The United Methodist Women of Great Bend will combat human trafficking on Super Bowl Sunday by joining the “Intercept the Traffickers” photo campaign.
LaVonne Gerritzen at First United Methodist Church said members of the church’s UMW Executive Board recently formed a huddle for a photographic reminder of the nationwide campaign. “Locally, we are putting a flier in the bulletin the Sunday of the Super Bowl, along with a spot on our bulletin overhead projector,” she said. “I personally spread the word when I visit other area Methodist churches — and as the Social Action Coordinator for the Hutchinson District of UMW — 50-plus churches — I have spread the word about the action of ‘huddling’ to stop human trafficking.”
On Feb. 1, 2015, many Americans will watch Super Bowl XLIX, the largest sporting event in the United States. The Super Bowl will be held at University of Phoenix Stadium in Glendale, Arizona. Although big sporting and entertainment events are not proven to cause human trafficking, such events intensify the space in which such crimes can occur.
According to promoters of the campaign:
Thousands will travel to the Phoenix area to take part in Super Bowl festivities. Among the travelers will be those arriving in Arizona by force, fraud or coercion — they will not be there of their own free will but as victims of human trafficking.
The Super Bowl ranks second only to Thanksgiving as the day on which Americans consume the most food, and some of those who are trafficked will be serving food in restaurants or at catered parties related to the Super Bowl. Others will clean hotel rooms, wash dishes, tidy nail salons, deliver dry cleaning or wash windows. Some will be trafficked as sex workers for “escort” services or in men-only clubs.
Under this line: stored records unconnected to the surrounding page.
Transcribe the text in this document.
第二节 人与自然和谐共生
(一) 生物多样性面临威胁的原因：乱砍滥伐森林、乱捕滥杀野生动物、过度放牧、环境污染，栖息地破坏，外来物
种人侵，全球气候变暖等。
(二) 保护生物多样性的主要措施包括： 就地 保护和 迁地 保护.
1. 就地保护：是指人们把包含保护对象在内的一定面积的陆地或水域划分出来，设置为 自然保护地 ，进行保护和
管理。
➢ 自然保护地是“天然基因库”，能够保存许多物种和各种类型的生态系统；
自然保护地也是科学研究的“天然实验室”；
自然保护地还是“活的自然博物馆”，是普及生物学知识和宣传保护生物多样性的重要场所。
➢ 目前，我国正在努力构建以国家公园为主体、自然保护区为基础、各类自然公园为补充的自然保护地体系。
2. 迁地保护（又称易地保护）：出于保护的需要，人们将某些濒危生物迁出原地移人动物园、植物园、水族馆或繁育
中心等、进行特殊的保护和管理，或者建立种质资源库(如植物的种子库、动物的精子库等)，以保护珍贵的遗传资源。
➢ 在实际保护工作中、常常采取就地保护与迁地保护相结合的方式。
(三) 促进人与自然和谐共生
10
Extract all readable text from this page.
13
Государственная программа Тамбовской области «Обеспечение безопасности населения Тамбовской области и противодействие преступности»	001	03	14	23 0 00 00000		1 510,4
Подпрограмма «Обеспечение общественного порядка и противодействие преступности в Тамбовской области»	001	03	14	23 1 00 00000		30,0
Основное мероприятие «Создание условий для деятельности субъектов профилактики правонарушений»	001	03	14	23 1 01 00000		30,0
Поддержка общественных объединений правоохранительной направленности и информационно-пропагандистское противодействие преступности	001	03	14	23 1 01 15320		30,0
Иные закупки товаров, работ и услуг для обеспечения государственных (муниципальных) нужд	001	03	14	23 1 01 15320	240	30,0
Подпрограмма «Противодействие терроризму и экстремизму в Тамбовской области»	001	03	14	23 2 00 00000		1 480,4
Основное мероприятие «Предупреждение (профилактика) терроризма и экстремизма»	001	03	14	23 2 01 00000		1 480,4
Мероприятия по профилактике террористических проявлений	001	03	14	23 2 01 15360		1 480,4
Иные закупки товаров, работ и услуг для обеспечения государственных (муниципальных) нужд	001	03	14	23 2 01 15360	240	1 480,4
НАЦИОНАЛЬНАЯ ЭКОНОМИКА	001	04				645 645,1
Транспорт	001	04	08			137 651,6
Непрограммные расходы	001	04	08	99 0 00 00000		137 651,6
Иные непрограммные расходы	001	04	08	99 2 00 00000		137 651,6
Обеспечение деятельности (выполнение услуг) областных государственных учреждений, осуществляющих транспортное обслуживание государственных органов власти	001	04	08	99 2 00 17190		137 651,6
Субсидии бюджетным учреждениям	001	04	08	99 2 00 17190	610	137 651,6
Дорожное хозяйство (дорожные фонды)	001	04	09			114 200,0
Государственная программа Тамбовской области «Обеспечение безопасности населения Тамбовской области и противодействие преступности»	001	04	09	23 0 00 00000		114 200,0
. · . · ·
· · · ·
Campaign participants plan to form a virtual circle of United Methodist Women “huddling” around Arizona stadium.
“In sports, the huddle is a way for team members to check in with each other, exchange information, and agree on strategy and actions. The huddle is a place of intense and purposeful focus. So let us huddle. Let us get up close, put our heads (and hearts) together, let’s name human trafficking as the crime that it is. Let us commit ourselves to acts of prevention and protection, so that those who are victimized can move from trauma to thriving. Let’s huddle to pass laws that prosecute the traffickers, not the victimized. Let’s huddle together to bear witness to the strength of survivors and to partner in their journey to wholeness.”
It would take approximately 900 people standing hand-in-hand to surround the University of Phoenix stadium. The 800,000 members of United Methodist Women can circle the stadium nearly 10,000 times.